Raspberries also can be prone to rot and fungus in damp, wet locations or climates. Areas with heavy rainfall aren’t good for growing raspberries, and many gardeners grow them in hilled rows to help them drain excess water.

Raspberry canes are fast-growing, cold-hardy plants that produce a wonderful tasting crop with a little care. They are perennials, and a stand can last for 10 or 20 years when cared for properly. The plants produce new canes each year, and a cane will bear fruit for two years before dying and needing to be cut.

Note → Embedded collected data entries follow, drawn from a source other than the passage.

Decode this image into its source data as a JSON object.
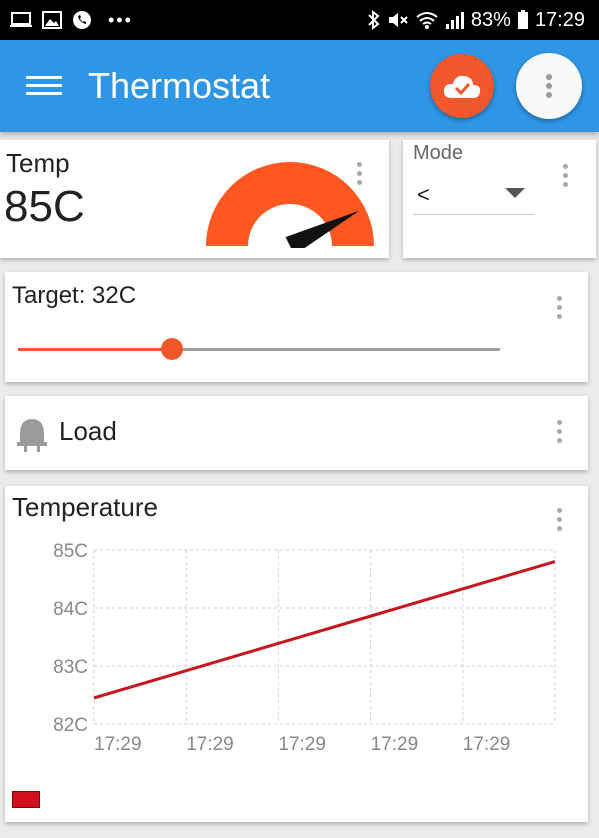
{
  "status_bar": {
    "battery": "83%",
    "time": "17:29",
    "icons": [
      "laptop-icon",
      "image-icon",
      "phone-icon",
      "more-dots-icon",
      "bluetooth-icon",
      "mute-icon",
      "wifi-icon",
      "signal-icon",
      "battery-icon"
    ]
  },
  "app_bar": {
    "title": "Thermostat",
    "icons": [
      "menu-icon",
      "cloud-check-icon",
      "more-vert-icon"
    ],
    "accent_color": "#2f96e6",
    "action_color": "#f2582b"
  },
  "temp_card": {
    "label": "Temp",
    "value": "85C",
    "gauge_fraction": 0.85,
    "gauge_color": "#ff5722"
  },
  "mode_card": {
    "label": "Mode",
    "selected": "<"
  },
  "target_card": {
    "label": "Target: 32C",
    "slider_fraction": 0.32,
    "slider_color": "#f2582b"
  },
  "load_card": {
    "label": "Load",
    "icon": "plug-icon"
  },
  "chart_card": {
    "title": "Temperature"
  },
  "chart_data": {
    "type": "line",
    "title": "Temperature",
    "y_ticks": [
      "85C",
      "84C",
      "83C",
      "82C"
    ],
    "x_ticks": [
      "17:29",
      "17:29",
      "17:29",
      "17:29",
      "17:29"
    ],
    "ylim": [
      82,
      85
    ],
    "grid": true,
    "series": [
      {
        "color": "#c8141e",
        "points": [
          [
            0,
            82.45
          ],
          [
            5,
            84.8
          ]
        ]
      }
    ]
  }
}
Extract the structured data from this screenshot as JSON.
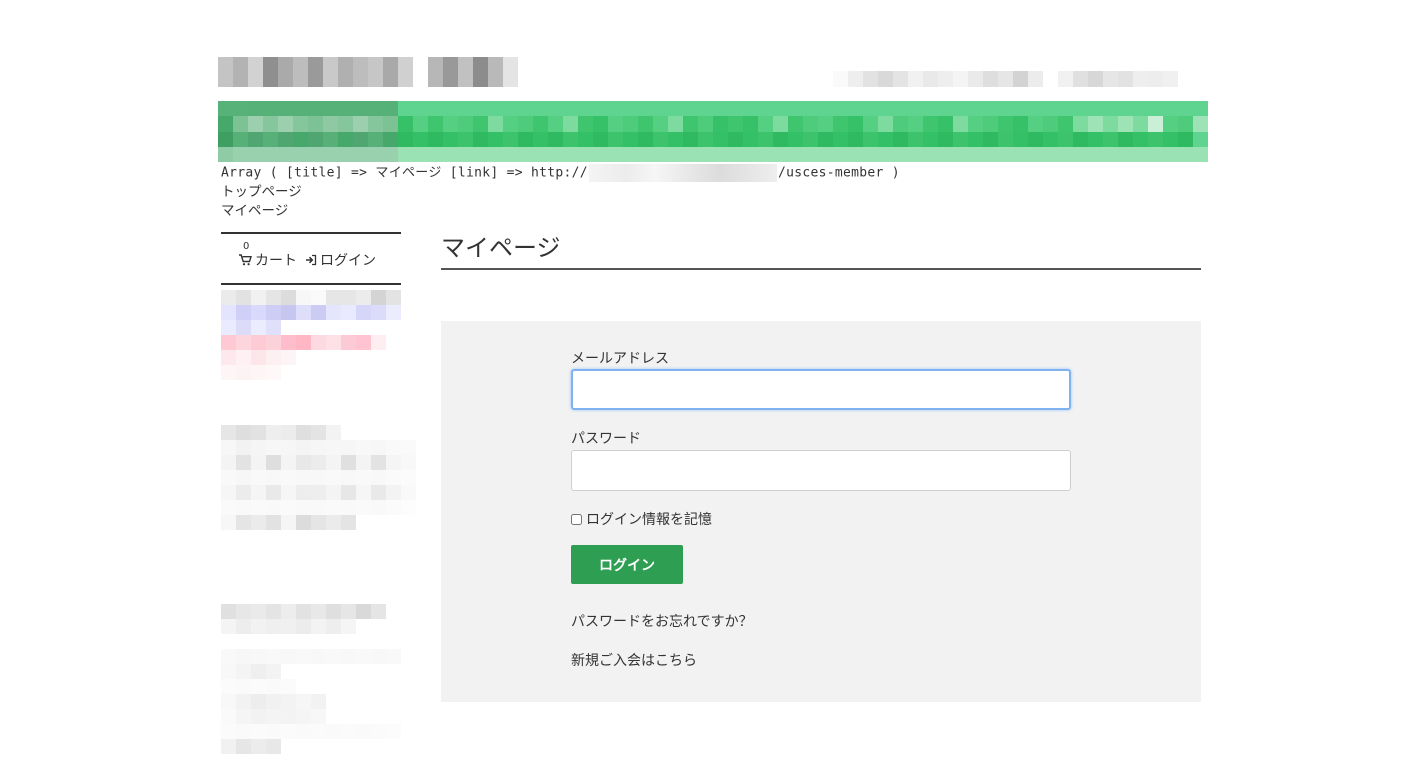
{
  "colors": {
    "accent_green": "#2e9e52",
    "nav_green": "#3cc873",
    "panel_bg": "#f2f2f2",
    "focus_blue": "#7fb3f0"
  },
  "breadcrumb_debug": {
    "prefix": "Array ( [title] => マイページ [link] => http://",
    "suffix": "/usces-member )"
  },
  "breadcrumb": {
    "top": "トップページ",
    "current": "マイページ"
  },
  "cart_widget": {
    "count": "0",
    "cart_label": "カート",
    "login_label": "ログイン",
    "cart_icon": "cart-icon",
    "login_icon": "sign-in-icon"
  },
  "page": {
    "title": "マイページ"
  },
  "login_form": {
    "email_label": "メールアドレス",
    "email_value": "",
    "password_label": "パスワード",
    "password_value": "",
    "remember_label": "ログイン情報を記憶",
    "remember_checked": false,
    "submit_label": "ログイン",
    "forgot_link": "パスワードをお忘れですか？",
    "register_link": "新規ご入会はこちら"
  }
}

Trellis your raspberries. All types of raspberries grow best with some support from a trellis. If they are not already on one, put up posts at either end of the raspberry row and string heavy gauge wire between them for the canes to use. If the plants are not in rows, place smaller posts or dowels close to the plant stems and run wire from post to post to provide some ground support.

Weed often with a hand cultivator or hoe, depending on the size of your plants, to keep weeds and pest-bearing plants away. Mulch the bases of the plants and along the rows to retain moisture, and keep down weeds. Add a layer of organic fertilizer at the end of the season. For this, use chopped bark, leaves, wood chips or pine needles.

Maintain the plants by watering and re-mulching. They need at least one to two inches of water a week and should have a layer of three to four inches of mulch continually.

Fertilize twice a year, once in the early spring and again four to six weeks later. Use a blended, balanced fertilizer such as 10-10-10. If you are using a heavy mulch, use slightly more fertilizer.

Prune regularly. In late winter or early spring, remove all the old, dead canes that have reached the end of their second year. They won’t fruit again and should be removed to make way for the younger canes. You can identify them by their gray, peeling bark and branches. During summer growth, remove any canes that spring up outside the row and any that show signs of pests or diseases.